Witnessing on the Sabbath

Of course, the Apostles used the seventh day as an ideal time for preaching Christ, especially because on that day the Jews—their most likely hearers—met for worship and study (Acts 13:14, 26, 27, 43, 44; 16:13; 17:1,2; 18:4). However, when Apostle Paul was preaching to brethren who were already disciples, it is evident they were meeting for worship on the "first day" of the week (Acts 20:7; 1 Corinthians 16:2).

How significant that the disciples—as we might expect—chose to meet together on the "first day" of the week to remember the resurrection of Jesus Christ. Also, the first day of the week was the day Jesus' made his appearances to his disciples during the forty days after his resurrection. Sunday was not a new obligatory law on Christians, but it was merely a commonly cherished practice. Later, when Christianity became the state religion under Constantine, not only was the Bible canonized, but the observance of Sunday as a day of rest was instituted as a legal duty. But the Holy Scriptures were already the accepted Word of God-and neither a Roman emperor nor a pope needed to ordain Sunday for worship.

The Christian's Rest

All who believe in Christ may enter into rest, and thus keep a continual Sabbath, "For we which have believed do enter into rest" (Hebrews 4:3). As new creatures, we rest all the time. Each Christian-in proportion to his or her knowledge and faith-will have rest.

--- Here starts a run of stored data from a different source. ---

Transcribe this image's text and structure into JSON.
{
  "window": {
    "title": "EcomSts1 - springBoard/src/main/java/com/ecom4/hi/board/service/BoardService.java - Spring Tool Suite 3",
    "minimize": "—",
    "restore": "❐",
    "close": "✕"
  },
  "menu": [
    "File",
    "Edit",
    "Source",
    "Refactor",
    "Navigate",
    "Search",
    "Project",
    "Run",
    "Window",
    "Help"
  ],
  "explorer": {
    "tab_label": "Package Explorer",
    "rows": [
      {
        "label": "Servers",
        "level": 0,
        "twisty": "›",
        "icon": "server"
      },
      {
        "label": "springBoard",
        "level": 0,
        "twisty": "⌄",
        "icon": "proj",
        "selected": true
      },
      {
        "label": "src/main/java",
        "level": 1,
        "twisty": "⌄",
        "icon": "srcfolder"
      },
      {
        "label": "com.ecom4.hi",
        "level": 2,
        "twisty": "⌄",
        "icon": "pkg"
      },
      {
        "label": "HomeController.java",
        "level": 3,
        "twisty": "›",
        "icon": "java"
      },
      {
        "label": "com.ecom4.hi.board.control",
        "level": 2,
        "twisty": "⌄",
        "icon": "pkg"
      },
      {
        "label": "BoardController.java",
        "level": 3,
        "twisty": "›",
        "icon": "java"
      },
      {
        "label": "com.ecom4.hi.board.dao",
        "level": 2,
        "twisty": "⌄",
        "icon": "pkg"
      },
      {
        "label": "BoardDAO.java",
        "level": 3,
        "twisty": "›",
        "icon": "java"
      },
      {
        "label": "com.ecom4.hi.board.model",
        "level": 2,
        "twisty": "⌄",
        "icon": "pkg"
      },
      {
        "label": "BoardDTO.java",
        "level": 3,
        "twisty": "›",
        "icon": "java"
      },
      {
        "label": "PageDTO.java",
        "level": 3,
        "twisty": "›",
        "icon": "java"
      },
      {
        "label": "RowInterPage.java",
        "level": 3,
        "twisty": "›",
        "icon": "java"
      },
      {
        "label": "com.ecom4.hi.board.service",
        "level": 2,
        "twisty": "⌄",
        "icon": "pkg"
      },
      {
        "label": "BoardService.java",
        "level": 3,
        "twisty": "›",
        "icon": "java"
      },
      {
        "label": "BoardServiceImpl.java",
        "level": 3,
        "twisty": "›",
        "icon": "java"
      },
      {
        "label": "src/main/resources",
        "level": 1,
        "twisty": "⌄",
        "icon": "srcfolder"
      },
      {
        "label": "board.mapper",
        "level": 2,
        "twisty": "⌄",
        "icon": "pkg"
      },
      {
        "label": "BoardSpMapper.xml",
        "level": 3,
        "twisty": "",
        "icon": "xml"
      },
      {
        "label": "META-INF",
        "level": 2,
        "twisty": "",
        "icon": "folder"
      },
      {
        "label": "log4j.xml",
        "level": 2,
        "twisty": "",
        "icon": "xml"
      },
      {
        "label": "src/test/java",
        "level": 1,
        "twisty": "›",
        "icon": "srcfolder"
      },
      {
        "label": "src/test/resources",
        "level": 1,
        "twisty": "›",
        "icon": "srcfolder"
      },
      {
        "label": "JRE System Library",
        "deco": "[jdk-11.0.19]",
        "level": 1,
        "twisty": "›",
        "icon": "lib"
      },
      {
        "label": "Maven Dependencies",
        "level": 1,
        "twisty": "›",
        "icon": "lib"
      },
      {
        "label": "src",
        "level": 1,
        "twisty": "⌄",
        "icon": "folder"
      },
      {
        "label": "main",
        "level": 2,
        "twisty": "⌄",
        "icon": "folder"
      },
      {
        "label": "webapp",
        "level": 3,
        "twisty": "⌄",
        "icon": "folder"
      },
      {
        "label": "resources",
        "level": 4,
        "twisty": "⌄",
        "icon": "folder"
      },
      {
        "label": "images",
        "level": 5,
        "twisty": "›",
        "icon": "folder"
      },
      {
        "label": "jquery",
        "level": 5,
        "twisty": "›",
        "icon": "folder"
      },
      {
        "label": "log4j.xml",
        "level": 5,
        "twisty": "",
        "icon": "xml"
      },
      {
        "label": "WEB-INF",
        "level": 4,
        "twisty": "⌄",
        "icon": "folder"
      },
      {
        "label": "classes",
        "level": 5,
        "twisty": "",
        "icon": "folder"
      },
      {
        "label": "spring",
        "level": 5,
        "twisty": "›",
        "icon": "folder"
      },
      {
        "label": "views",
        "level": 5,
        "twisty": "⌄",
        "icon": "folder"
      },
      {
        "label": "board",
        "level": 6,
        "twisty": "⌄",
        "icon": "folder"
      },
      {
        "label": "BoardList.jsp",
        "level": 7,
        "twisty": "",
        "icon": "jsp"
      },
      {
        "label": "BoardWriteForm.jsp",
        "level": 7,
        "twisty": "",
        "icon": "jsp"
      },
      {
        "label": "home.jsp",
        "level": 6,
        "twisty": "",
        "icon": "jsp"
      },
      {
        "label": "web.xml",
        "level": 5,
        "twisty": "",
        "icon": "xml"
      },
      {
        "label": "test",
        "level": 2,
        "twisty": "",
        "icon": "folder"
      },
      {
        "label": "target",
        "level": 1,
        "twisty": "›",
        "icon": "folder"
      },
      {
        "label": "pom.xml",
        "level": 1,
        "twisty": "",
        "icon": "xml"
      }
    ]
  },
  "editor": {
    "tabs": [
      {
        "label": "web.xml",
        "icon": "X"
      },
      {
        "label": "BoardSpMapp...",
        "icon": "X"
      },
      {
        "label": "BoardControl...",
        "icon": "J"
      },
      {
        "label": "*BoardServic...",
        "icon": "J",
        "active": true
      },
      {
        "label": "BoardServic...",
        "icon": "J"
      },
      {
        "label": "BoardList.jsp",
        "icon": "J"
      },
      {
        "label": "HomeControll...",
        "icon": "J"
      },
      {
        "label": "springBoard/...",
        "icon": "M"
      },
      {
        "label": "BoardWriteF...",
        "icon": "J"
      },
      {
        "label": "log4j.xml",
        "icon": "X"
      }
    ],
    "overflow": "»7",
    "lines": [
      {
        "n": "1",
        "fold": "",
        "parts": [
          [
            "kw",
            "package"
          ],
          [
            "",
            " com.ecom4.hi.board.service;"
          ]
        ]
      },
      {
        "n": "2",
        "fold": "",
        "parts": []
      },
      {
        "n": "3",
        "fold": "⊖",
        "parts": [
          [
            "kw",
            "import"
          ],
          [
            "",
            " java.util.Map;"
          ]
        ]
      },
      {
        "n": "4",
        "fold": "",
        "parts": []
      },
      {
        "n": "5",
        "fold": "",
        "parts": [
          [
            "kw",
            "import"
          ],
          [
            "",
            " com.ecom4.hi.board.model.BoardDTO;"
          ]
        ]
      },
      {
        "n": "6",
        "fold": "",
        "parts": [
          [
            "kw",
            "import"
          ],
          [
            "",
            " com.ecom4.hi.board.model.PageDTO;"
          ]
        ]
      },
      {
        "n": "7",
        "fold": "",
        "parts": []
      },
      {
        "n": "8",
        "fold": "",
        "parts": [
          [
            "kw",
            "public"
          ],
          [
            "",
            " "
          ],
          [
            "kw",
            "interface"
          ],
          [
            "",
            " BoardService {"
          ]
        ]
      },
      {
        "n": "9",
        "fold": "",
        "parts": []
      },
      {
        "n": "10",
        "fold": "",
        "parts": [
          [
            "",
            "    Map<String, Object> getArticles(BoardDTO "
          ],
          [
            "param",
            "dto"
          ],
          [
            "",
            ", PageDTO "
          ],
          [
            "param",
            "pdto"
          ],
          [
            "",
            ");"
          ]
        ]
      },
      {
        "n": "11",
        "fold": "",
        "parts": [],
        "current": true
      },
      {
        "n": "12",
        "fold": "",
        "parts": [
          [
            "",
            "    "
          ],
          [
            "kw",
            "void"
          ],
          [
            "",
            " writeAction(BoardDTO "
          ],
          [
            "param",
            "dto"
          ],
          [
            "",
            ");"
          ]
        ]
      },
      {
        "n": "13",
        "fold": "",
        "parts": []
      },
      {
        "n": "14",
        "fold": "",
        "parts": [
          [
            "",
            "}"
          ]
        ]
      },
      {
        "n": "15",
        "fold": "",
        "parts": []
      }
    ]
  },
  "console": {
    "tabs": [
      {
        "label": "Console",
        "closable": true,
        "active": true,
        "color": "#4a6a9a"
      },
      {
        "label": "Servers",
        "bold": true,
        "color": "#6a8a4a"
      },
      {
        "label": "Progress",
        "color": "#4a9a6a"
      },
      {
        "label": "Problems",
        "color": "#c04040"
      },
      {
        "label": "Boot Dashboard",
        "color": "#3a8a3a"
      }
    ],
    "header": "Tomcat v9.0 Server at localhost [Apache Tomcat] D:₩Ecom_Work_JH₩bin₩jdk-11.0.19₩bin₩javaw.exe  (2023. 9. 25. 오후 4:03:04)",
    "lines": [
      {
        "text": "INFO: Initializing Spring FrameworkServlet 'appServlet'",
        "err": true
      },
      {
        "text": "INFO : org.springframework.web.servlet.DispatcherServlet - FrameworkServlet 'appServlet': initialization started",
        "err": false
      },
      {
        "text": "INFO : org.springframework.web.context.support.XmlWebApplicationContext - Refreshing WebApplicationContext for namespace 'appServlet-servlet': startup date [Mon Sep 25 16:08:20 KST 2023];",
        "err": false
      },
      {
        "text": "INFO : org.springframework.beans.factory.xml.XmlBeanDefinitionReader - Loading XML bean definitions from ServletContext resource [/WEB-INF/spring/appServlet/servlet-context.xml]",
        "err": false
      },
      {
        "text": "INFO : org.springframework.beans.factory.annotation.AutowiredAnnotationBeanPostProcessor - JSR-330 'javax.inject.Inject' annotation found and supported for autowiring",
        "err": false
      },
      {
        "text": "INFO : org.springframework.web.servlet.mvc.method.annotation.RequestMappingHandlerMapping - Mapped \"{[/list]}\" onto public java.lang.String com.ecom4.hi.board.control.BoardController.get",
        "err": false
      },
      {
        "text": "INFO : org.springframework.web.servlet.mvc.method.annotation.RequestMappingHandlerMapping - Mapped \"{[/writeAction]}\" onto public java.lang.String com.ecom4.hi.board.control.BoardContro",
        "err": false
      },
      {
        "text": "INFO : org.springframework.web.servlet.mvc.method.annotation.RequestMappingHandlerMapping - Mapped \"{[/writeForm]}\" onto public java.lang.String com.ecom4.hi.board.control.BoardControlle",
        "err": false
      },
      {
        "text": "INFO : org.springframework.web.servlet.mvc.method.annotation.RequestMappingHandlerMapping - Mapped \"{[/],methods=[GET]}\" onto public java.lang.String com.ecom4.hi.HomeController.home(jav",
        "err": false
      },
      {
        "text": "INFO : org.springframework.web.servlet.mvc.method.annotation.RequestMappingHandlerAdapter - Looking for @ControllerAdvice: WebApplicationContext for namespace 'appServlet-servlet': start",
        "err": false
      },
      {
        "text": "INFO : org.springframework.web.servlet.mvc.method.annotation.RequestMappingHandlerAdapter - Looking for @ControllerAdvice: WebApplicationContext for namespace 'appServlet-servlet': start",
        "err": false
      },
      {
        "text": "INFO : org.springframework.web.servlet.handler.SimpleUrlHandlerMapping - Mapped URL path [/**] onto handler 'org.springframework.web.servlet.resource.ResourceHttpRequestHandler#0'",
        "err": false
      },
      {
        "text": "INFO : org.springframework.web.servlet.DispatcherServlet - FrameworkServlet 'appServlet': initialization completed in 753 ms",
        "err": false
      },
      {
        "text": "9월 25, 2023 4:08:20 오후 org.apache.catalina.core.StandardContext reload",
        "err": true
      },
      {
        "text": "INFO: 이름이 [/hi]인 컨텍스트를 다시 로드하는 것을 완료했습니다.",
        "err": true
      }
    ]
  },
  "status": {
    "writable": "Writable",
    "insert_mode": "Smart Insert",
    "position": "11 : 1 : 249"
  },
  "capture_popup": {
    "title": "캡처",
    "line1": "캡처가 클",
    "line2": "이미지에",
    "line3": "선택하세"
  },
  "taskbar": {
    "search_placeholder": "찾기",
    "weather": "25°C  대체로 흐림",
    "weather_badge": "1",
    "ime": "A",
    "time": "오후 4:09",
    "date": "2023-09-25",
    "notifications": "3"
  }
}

But the rest we have entered into is not our ultimate rest. A permanent rest awaits us: "There remaineth therefore a rest to the people of God. . . .Let us labor therefore to enter into that rest, lest any man fall after the same example of unbelief" (Hebrews 4:9-11). Christians will enter into that rest when they experience their resurrection change, when they will enter into the joys of their Lord. In addition, so far as the world is concerned, the great Messiah's reign of a thousand years will be the Sabbath for the world in general. Their rest will also mean coming into complete harmony with God. What a sublime prospect!

For the present, Christians are thankful for any day set aside for the opportunity to worship God and fellowship with fellow Christians. The Christian Sabbath is not broken by physical labor. Nor is it dependent on physical ease. It is deep and lasting rest, only broken by doubt in Jesus Christ. The Christian Sabbath is Sunday through Saturday—all week, all the time.